1 Department of Public Health and Policy, London School of Hygiene &
Tropical Medicine, Keppel Street, London WC1E 7HT
2 Department of Psychological Medicine, Imperial College of Science, Technology
and Medicine, West Middlesex University Hospital, Isleworth, Middlesex TW7
6AF, UK
Correspondence to: Dr R Raine E-mail: rosalind.raine{at}lshtm.ac.uk
In the past, British general practitioners (GPs) have referred patients to individual consultants. There is now a trend towards generic referral, whereby the specialist team is consulted via a single point of access. We examined the impact of this innovation on the relationship between GPs and specialists in mental health care. Sixteen groups of randomly selected GPs and mental health professionals (MHPs) in England discussed clinical scenarios involving the use of mental health interventions for patients with functional somatic symptoms. The meetings were audiotaped, transcribed and analysed to the point at which no major new themes were emerging. The final analysis was confined to a purposive sample of six of the sixteen groups, comprising 54 GPs and 15 MHPs.

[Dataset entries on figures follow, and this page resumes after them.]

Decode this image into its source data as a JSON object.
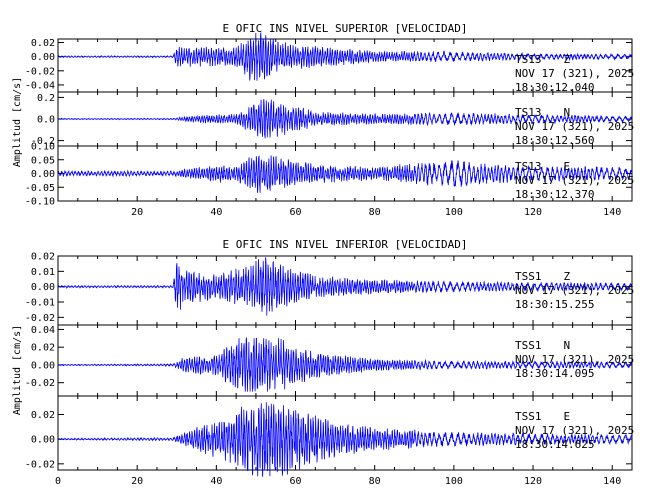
{
  "chart_data": [
    {
      "type": "line",
      "title": "E OFIC INS NIVEL SUPERIOR [VELOCIDAD]",
      "ylabel": "Amplitud [cm/s]",
      "xlabel": "",
      "xlim": [
        0,
        145
      ],
      "x_ticks": [
        "20",
        "40",
        "60",
        "80",
        "100",
        "120",
        "140"
      ],
      "x_tick_values": [
        20,
        40,
        60,
        80,
        100,
        120,
        140
      ],
      "line_color": "#0000ff",
      "traces": [
        {
          "station": "TS13",
          "component": "Z",
          "date": "NOV 17 (321), 2025",
          "time": "18:30:12.040",
          "ylim": [
            -0.05,
            0.025
          ],
          "y_ticks": [
            "0.02",
            "0.00",
            "-0.02",
            "-0.04"
          ],
          "y_tick_values": [
            0.02,
            0.0,
            -0.02,
            -0.04
          ],
          "onset_s": 29.5,
          "peak_abs": 0.035,
          "envelope_s": [
            0,
            29,
            30,
            45,
            48,
            50,
            55,
            60,
            80,
            100,
            120,
            145
          ],
          "envelope_amp": [
            0.001,
            0.001,
            0.012,
            0.012,
            0.03,
            0.035,
            0.02,
            0.015,
            0.007,
            0.006,
            0.004,
            0.003
          ]
        },
        {
          "station": "TS13",
          "component": "N",
          "date": "NOV 17 (321), 2025",
          "time": "18:30:12.560",
          "ylim": [
            -0.25,
            0.25
          ],
          "y_ticks": [
            "0.2",
            "0.0",
            "-0.2"
          ],
          "y_tick_values": [
            0.2,
            0.0,
            -0.2
          ],
          "onset_s": 30,
          "peak_abs": 0.18,
          "envelope_s": [
            0,
            29,
            35,
            45,
            50,
            52,
            57,
            65,
            80,
            100,
            120,
            145
          ],
          "envelope_amp": [
            0.004,
            0.005,
            0.03,
            0.04,
            0.14,
            0.18,
            0.13,
            0.06,
            0.04,
            0.05,
            0.04,
            0.02
          ]
        },
        {
          "station": "TS13",
          "component": "E",
          "date": "NOV 17 (321), 2025",
          "time": "18:30:12.370",
          "ylim": [
            -0.1,
            0.1
          ],
          "y_ticks": [
            "0.10",
            "0.05",
            "0.00",
            "-0.05",
            "-0.10"
          ],
          "y_tick_values": [
            0.1,
            0.05,
            0.0,
            -0.05,
            -0.1
          ],
          "onset_s": 30,
          "peak_abs": 0.07,
          "envelope_s": [
            0,
            29,
            35,
            40,
            45,
            50,
            57,
            65,
            80,
            95,
            100,
            110,
            120,
            145
          ],
          "envelope_amp": [
            0.008,
            0.008,
            0.02,
            0.03,
            0.02,
            0.07,
            0.05,
            0.03,
            0.02,
            0.04,
            0.045,
            0.03,
            0.025,
            0.02
          ]
        }
      ]
    },
    {
      "type": "line",
      "title": "E OFIC INS NIVEL INFERIOR [VELOCIDAD]",
      "ylabel": "Amplitud [cm/s]",
      "xlabel": "",
      "xlim": [
        0,
        145
      ],
      "x_ticks": [
        "0",
        "20",
        "40",
        "60",
        "80",
        "100",
        "120",
        "140"
      ],
      "x_tick_values": [
        0,
        20,
        40,
        60,
        80,
        100,
        120,
        140
      ],
      "line_color": "#0000ff",
      "traces": [
        {
          "station": "TSS1",
          "component": "Z",
          "date": "NOV 17 (321), 2025",
          "time": "18:30:15.255",
          "ylim": [
            -0.025,
            0.02
          ],
          "y_ticks": [
            "0.02",
            "0.01",
            "0.00",
            "-0.01",
            "-0.02"
          ],
          "y_tick_values": [
            0.02,
            0.01,
            0.0,
            -0.01,
            -0.02
          ],
          "onset_s": 29.5,
          "peak_abs": 0.02,
          "envelope_s": [
            0,
            29,
            30,
            32,
            40,
            48,
            52,
            57,
            65,
            80,
            100,
            145
          ],
          "envelope_amp": [
            0.0006,
            0.0006,
            0.016,
            0.01,
            0.007,
            0.012,
            0.018,
            0.012,
            0.006,
            0.004,
            0.003,
            0.002
          ]
        },
        {
          "station": "TSS1",
          "component": "N",
          "date": "NOV 17 (321), 2025",
          "time": "18:30:14.095",
          "ylim": [
            -0.035,
            0.045
          ],
          "y_ticks": [
            "0.04",
            "0.02",
            "0.00",
            "-0.02"
          ],
          "y_tick_values": [
            0.04,
            0.02,
            0.0,
            -0.02
          ],
          "onset_s": 30,
          "peak_abs": 0.03,
          "envelope_s": [
            0,
            29,
            32,
            40,
            47,
            50,
            55,
            60,
            70,
            80,
            100,
            145
          ],
          "envelope_amp": [
            0.0005,
            0.001,
            0.008,
            0.01,
            0.03,
            0.032,
            0.028,
            0.018,
            0.01,
            0.006,
            0.004,
            0.003
          ]
        },
        {
          "station": "TSS1",
          "component": "E",
          "date": "NOV 17 (321), 2025",
          "time": "18:30:14.625",
          "ylim": [
            -0.025,
            0.035
          ],
          "y_ticks": [
            "0.02",
            "0.00",
            "-0.02"
          ],
          "y_tick_values": [
            0.02,
            0.0,
            -0.02
          ],
          "onset_s": 30,
          "peak_abs": 0.03,
          "envelope_s": [
            0,
            29,
            35,
            42,
            48,
            52,
            57,
            62,
            70,
            80,
            100,
            145
          ],
          "envelope_amp": [
            0.0005,
            0.001,
            0.008,
            0.015,
            0.025,
            0.03,
            0.026,
            0.02,
            0.012,
            0.008,
            0.005,
            0.003
          ]
        }
      ]
    }
  ]
}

Although the rationale for the single point of access was clear to both GPs and MHPs, the approach erected boundaries because it impeded the establishment of professional relationships and transfer of knowledge. GPs thought the system reduced their capacity to be accountable to their patients and limited the potential for their own professional development. MHPs did not seem to be aware of GPs' concerns.
Effective interprofessional management of individual patients depends upon confidence in colleagues' skills and good communication. Factors that hamper these must be addressed in the development of this system of referral.